A: What led to this discovery and the subsequent recall was a result of our regular testing program in place and this fit into that. We don’t share details of our company’s internal testing and operating procedures.
Q: How do you know for sure that the problem originated at Setton and not some time after it left the plant? It did seem notable that the testing showed four different strains of Salmonella…
A: I can’t speak to the technical, scientific side of that testing. We traced it back to the supplier, and are confident it is not an environmental problem in our facility. All our environmentals tested clean.
Q: If you do a continuous testing program, and March 2009 was the first time Setton product tested positive for Salmonella, why are products being recalled going back to September 1, 2008? Setton reported that the product you recently tested with the positive results was actually received by Georgia Nut Company in late 2008. Is that right?
A: When dealing with lot numbers and getting into the amount of product shipped, I’m not an expert at that. As soon as things were discovered, we alerted the supplier and we worked with FDA. That was on Monday, March 23, and our recall went out on March 25.
Q: You certainly showed resolve and expediency in addressing the problem once you discovered it.
A: We’re a small family company and have never dealt with a recall like this in 60 years of business. We’re not used to hundreds of people wanting to know everything about our business. We’re focused on producing quality product and taking care of our customers. We’re fielding calls because we were the first out there. Were trying to manage the situation the best we can.

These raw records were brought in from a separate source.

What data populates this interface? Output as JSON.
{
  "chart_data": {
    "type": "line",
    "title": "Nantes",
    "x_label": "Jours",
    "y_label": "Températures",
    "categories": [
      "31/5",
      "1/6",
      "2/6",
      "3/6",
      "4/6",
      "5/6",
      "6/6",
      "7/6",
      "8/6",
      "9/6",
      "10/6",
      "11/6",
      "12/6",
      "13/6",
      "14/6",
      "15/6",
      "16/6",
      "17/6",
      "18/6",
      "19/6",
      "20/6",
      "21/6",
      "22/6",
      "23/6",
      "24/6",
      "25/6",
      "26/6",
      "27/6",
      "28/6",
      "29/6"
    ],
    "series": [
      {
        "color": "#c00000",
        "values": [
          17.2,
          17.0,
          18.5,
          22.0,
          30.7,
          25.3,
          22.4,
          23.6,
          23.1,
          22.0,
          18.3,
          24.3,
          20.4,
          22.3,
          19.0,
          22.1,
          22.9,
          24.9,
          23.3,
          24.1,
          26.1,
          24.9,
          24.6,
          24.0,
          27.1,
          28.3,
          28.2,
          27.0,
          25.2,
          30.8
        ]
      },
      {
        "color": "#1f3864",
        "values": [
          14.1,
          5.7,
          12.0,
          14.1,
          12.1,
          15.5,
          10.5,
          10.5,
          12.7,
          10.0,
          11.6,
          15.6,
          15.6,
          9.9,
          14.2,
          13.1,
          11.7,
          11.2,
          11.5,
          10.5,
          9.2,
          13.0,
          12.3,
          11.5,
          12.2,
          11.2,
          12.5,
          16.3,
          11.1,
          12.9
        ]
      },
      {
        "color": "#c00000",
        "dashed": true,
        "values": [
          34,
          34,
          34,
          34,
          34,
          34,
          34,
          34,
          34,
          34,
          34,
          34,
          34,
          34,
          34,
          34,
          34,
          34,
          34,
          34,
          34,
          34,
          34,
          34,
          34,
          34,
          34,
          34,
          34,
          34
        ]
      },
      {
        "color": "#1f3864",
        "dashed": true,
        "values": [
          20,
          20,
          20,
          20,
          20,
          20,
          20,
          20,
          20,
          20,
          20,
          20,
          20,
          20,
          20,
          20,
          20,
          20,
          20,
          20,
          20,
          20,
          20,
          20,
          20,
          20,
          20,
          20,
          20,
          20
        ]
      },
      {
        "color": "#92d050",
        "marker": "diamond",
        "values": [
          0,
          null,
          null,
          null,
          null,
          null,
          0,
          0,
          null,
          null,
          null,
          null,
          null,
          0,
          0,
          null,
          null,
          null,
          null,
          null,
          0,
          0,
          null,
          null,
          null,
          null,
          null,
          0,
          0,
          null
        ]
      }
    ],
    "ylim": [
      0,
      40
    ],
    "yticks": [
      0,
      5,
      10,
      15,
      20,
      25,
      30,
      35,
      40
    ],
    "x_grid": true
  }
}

We have a regular testing program in place, and we were able to locate the source. Our specific recall for Georgia Nut Company was relatively small. None the less, this is a big challenge for us to handle.
A lot of people thought we were the infamous Georgia company from the peanut butter crisis. Of course, Georgia Nut Company is based in Skokie, Illinois, and the Georgia in our company is not a state, but the name of a woman. Once all the attention dies down, there’s a possibility we’ll have more we can share with you.
Yes it can be overwhelming for a small family-owned business to suddenly find itself in the public eye. That is why crisis management is so important.
But there is no reason a company should be reticent to discuss its food safety program. It should be so proud of its program and want to discuss every detail.
We appreciate the time that Joshua Robbins and the Georgia Nut Company took to speak with us, but we are not certain that the logic of the argument being made holds. Mr. Robbins says that the company knows that the pistachios couldn’t get contaminated at its facility. How does he know this? Well he explains that “All our environmentals tested clean.”
Yet the failure to find something doesn’t prove anything at all. And, so far at least, nobody has found any place where the “environment” is filled with these strains of Salmonella — including, so far, no such finding at Setton Pistachio.
The fact that these pistachios were sitting at the Georgia Nut Company for months raises real questions about where the contamination may have occurred. So far nobody has provided a compelling explanation for how it was a problem back at Setton Pistachio.
Hopefully Mr. Robbins will be able to tell us more soon. Many thanks to him and to Georgia Nut Company for helping to explain this matter to the industry.